El hombre que me responde desde dentro se llama Serafín Somolinos, encargado o cuidador de todo aquello. Dentro de las naves huele a pintura y a resina elaborada. Un olor acre que se agarra a la gar­ganta. Por el suelo, y en la mesa o bancaza del obrador se ven los moldes, triangulares y redondos, donde se van haciendo ellos solos, lentamente, los indicadores.
- Es que los sábados por la tarde no se trabaja.
- ¿Llevan mucho tiempo aquí haciendo placas?
- Pues ya hace, ya. Seguro que casi doce o catorce años.
- ¿Cuántos obreros son?
- En este momento somos once. Hay uno de baja por enfermedad.
- Pues yo creí que los indicadores de carretera eran de chapa. Ahora veo que no.
- Antes sí eran de chapa. Los de ahora son de fibra empapada de re­sina. Éstos son más resistentes al frío y a la intemperie. La forma la van tomando en el molde.
- Y sacarán cincuenta, por lo menos, al día.
- algunos más. Debe andar la cosa por los setenta.
El señor Serafín y el señor Braulio me enseñaron todas las depen­dencias de la fábrica. También la sección en la que se hacen las cla­raboyas transparentes y el secadero, que es donde las piezas ya elaboradas se van secando con la fuerza del sol que se filtra desde el te­cho. El calor nos echa de allí apenas entramos.
- En invierno, le advierto que es donde mejor se está.
- ¡Qué claraboyas más grandes!
- Son así como para naves y techos de fábricas. Las que se hacen para las casas son más chiquitas. Últimamente se trabajan mucho.
Cada pieza, y eso es importante, lleva, al reverso una etiqueta en la que se puede leer: “Tecnivial. Valdesotos. Guadalajara. Spain”. Se nota cómo el señor Serafín se siente orgulloso de la empresa en la que trabaja.

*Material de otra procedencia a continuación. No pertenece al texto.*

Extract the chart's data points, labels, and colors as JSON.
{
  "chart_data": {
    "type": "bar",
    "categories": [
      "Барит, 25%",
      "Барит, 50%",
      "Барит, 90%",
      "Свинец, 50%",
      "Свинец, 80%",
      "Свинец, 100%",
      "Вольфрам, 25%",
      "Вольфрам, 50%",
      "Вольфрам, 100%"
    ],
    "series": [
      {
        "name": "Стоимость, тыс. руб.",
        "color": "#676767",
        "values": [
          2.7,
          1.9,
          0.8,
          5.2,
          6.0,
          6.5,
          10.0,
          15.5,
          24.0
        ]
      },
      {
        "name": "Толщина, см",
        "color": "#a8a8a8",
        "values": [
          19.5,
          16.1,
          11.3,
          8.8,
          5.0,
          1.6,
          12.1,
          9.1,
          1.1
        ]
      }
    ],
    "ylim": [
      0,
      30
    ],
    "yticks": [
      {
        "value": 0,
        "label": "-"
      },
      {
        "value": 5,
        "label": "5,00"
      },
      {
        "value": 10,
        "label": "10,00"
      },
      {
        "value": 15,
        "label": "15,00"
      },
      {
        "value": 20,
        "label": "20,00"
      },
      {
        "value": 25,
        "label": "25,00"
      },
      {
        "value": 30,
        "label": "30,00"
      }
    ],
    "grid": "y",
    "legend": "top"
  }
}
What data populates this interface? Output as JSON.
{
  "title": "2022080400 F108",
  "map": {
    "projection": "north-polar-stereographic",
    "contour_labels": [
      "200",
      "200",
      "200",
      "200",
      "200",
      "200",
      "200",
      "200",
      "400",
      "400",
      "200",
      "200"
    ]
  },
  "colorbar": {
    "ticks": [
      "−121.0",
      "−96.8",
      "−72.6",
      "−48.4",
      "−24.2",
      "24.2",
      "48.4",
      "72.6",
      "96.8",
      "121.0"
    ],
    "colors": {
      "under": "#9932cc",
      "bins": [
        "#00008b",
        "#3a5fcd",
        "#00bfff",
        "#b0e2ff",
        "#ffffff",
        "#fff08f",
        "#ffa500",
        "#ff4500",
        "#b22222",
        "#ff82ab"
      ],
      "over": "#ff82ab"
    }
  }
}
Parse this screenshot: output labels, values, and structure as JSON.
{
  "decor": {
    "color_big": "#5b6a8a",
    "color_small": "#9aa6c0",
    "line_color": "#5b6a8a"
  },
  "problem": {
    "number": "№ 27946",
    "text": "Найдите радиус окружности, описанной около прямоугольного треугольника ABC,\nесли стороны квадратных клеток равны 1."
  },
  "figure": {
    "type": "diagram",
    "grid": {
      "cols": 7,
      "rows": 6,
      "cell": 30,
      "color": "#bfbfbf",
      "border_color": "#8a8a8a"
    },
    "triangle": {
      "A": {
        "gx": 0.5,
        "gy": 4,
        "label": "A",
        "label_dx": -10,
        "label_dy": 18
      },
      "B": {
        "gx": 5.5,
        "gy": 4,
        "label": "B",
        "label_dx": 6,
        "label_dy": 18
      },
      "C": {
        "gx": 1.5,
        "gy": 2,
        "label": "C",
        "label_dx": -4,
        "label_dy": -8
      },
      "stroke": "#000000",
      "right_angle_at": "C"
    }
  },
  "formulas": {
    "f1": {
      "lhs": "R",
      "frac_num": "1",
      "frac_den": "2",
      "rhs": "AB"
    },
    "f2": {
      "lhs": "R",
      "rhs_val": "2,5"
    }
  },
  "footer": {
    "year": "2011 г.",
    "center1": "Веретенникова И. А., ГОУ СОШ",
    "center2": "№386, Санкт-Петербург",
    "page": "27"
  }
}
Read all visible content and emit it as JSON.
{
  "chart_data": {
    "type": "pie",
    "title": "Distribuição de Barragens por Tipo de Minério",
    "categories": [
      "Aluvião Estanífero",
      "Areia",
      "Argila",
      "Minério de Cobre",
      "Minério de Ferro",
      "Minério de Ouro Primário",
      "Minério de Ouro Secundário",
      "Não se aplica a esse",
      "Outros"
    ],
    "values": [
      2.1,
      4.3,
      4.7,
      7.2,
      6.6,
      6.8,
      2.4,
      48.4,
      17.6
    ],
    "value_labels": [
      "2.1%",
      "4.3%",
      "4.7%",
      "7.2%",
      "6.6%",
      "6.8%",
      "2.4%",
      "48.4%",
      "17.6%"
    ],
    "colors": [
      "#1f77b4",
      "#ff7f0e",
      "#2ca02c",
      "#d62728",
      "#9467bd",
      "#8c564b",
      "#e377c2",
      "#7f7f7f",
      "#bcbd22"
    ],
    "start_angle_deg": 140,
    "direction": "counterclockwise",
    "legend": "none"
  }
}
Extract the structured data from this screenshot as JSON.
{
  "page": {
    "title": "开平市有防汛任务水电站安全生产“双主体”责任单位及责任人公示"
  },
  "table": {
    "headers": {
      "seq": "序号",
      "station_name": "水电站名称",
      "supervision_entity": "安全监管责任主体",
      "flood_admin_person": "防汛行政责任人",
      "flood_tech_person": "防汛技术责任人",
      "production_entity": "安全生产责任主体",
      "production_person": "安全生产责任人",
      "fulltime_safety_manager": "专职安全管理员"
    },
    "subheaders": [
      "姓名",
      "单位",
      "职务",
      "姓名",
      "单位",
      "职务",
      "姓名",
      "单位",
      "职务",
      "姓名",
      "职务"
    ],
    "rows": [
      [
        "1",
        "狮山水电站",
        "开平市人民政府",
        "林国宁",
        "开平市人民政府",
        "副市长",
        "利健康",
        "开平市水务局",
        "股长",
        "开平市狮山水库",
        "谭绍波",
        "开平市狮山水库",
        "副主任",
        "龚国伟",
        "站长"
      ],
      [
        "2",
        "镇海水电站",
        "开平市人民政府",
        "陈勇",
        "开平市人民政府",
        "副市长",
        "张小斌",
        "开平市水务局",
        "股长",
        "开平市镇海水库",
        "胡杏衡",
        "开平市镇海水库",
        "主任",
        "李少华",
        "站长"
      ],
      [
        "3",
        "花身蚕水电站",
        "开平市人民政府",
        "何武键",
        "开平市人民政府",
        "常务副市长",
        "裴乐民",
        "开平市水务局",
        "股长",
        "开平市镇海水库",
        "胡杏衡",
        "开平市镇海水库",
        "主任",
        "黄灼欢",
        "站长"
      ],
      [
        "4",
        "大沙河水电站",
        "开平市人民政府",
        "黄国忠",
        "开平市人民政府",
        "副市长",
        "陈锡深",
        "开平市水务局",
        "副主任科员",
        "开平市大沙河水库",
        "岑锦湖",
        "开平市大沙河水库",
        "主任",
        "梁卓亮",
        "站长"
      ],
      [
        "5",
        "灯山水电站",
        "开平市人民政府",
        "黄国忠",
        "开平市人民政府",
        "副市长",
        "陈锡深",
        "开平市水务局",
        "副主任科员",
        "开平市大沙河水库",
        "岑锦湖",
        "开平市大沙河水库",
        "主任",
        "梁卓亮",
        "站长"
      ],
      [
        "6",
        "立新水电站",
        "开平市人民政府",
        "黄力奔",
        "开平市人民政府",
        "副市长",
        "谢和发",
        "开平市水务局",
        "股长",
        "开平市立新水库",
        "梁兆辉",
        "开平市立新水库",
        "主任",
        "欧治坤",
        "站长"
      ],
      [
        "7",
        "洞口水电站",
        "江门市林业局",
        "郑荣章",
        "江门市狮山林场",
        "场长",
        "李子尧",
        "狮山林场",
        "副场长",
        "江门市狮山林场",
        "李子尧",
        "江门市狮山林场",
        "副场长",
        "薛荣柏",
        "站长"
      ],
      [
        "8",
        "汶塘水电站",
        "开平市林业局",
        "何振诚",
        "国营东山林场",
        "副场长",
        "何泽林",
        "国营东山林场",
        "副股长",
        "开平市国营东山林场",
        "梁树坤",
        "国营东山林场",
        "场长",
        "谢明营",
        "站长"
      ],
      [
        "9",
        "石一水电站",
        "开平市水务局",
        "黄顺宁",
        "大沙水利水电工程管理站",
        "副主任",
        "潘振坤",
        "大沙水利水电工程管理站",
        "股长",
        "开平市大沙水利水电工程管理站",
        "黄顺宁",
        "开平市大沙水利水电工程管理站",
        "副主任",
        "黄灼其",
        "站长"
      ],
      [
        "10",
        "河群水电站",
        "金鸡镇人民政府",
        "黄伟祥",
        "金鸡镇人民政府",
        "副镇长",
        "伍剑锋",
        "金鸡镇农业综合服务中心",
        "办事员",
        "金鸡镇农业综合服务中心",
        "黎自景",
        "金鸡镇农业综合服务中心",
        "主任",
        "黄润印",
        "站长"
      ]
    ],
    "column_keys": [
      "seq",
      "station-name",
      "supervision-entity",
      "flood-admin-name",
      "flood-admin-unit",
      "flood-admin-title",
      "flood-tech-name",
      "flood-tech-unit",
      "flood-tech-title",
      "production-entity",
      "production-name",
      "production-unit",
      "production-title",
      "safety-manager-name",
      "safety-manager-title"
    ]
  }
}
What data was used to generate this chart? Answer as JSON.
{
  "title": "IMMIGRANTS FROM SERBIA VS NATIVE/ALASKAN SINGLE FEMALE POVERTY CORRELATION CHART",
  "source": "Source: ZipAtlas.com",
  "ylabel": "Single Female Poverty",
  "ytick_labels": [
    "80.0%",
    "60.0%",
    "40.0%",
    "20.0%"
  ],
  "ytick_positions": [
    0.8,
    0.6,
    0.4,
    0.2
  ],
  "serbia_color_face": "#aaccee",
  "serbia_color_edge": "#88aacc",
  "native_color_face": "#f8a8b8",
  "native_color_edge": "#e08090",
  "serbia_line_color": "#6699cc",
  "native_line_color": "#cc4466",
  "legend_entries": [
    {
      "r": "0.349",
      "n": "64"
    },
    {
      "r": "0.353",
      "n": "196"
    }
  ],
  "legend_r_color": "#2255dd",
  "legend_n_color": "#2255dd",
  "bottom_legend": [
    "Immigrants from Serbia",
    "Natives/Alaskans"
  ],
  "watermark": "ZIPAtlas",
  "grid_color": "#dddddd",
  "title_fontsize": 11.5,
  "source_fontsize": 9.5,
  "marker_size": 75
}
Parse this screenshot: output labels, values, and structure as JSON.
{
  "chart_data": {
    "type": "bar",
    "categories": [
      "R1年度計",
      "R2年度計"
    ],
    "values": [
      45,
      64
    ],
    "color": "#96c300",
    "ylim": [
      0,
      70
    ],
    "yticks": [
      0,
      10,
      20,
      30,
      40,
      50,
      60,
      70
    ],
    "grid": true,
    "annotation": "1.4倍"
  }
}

- ¿No le parece a usted que es una lástima que la montasen en un pueblo tan muerto?
- Y qué quiere que le diga. A mí me parece muy bien, y al pueblo le hace mucho. Los pueblos grandes y las ciudades dejémoslos en paz, que ya tienen lo suyo.
- Estupendo; poca cosa es, pero a mí me parece que tienen aquí el corazón del pueblo, ya lo creo.
La encantadora Esther y su perrilla Linda no quisieron entrar, me estuvieron esperando fuera a la sombra de un nogal. Los cerros de la contorna brillan como ascuas encendidas con las piedras negras de las laderas reflejando a los ojos la excesiva luminosidad del mes de julio. En los sombrajos de la huerta se siente el murmullo continuo del arroyo que baja, al poco de nacer, buscando el cauce definitivo del Jarama.